Google needs to realize that we are in the year 2011, not 1995. "UI design" is no longer about placing the right buttons in the right places, and animation is often now the defining line between an easily comprehensible user experience and an obtuse one. IMHO graphics/animation performance is the #1 obstacle in Android's way, and the main advantage everyone else seems to have on it (and it's a huge advantage).
When I use a 2.2 phone, my impression is one of annoyance. I don't know if my touches will be detected, and even if they are, I don't know how long I'll have to wait for the phone to respond. Heck, I enjoy using WP7 phones more than Android because of the performance, despite the fact that WP7 is significantly less featureful than Android! Navigating WP7 is a pleasure, and it never feels like the phone stands in your way. I have yet to get this feeling from Android.
Also, is it really fair to compare the N1, a phone that's over a year old, to brand-new WP7 phones?
I don't have any problems with responsiveness or battery life.
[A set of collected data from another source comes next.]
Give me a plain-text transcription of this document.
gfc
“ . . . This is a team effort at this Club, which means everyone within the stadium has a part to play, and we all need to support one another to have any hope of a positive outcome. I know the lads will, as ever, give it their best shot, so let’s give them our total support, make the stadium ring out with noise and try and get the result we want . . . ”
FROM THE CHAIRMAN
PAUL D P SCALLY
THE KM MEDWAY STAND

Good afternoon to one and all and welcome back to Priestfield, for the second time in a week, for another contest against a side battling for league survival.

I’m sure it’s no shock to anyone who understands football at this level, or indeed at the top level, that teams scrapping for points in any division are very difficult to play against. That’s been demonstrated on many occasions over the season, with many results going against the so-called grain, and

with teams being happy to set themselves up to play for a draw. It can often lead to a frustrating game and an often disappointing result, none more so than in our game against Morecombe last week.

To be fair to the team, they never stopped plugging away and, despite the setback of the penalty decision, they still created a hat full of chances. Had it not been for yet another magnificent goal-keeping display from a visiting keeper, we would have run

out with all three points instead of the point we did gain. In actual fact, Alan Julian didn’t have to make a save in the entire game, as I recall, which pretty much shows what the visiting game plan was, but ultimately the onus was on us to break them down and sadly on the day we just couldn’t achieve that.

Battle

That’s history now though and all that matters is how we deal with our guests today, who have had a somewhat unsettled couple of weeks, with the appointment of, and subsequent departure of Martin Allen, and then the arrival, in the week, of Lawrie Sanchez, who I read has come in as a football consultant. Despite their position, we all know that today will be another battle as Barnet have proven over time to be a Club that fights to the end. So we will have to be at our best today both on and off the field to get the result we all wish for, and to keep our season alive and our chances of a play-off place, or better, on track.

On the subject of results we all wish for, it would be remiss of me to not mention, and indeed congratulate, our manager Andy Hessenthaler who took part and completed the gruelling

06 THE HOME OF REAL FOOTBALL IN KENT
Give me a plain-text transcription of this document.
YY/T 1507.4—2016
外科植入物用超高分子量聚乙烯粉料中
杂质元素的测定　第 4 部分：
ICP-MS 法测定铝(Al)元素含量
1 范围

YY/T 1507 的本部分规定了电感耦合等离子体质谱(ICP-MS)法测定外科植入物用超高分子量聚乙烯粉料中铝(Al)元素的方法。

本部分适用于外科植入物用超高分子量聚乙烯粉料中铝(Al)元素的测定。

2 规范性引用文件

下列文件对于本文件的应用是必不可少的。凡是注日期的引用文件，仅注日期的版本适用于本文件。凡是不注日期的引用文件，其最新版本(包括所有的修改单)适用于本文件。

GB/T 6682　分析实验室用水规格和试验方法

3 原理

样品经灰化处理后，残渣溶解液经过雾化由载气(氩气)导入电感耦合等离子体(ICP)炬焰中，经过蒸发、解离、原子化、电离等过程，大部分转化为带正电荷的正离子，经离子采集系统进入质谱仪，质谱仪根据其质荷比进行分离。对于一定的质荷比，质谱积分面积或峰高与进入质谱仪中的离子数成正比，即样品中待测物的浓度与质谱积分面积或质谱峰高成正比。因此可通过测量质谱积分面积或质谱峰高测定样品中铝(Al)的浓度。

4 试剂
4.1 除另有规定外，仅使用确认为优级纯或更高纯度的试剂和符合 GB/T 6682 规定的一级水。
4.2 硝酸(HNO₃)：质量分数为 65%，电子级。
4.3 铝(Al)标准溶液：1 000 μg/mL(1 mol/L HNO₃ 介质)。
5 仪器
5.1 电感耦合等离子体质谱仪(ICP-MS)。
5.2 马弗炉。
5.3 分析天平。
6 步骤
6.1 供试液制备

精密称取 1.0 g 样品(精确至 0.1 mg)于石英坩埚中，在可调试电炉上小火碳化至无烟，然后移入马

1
As for battery life, it depends entirely on where you live. I experimented on it for months before finally figuring out that well over 50% of the power draw on the system is the data network (mobile network option when you hold down power). If you have it on when you have really weak/no reception, the phone will burn through the full battery in about 4 hours and it's pretty simple to lose 20% battery in 15 minutes. If you always have a decent connection, your battery life will be fine, if you happen to live in a place where you have holes in your coverage (e.g. NYC urban canyons), battery life is terrible.
After realizing that, I set up a set of Locale rules to shut down the network when I'm on the wireless network at home/work and to shut it down when I lose signal. Combined with the undervolted kernel, I normally get 48 hours on a charge for my normal use (~350MB/mo).
Google has done a lot of cool stuff for developers in the last few iterations of Android. The NDK has evolved into something quite decent, definitely good enough for writing games now. But responsiveness is the major user experience issue that they've completely failed to address.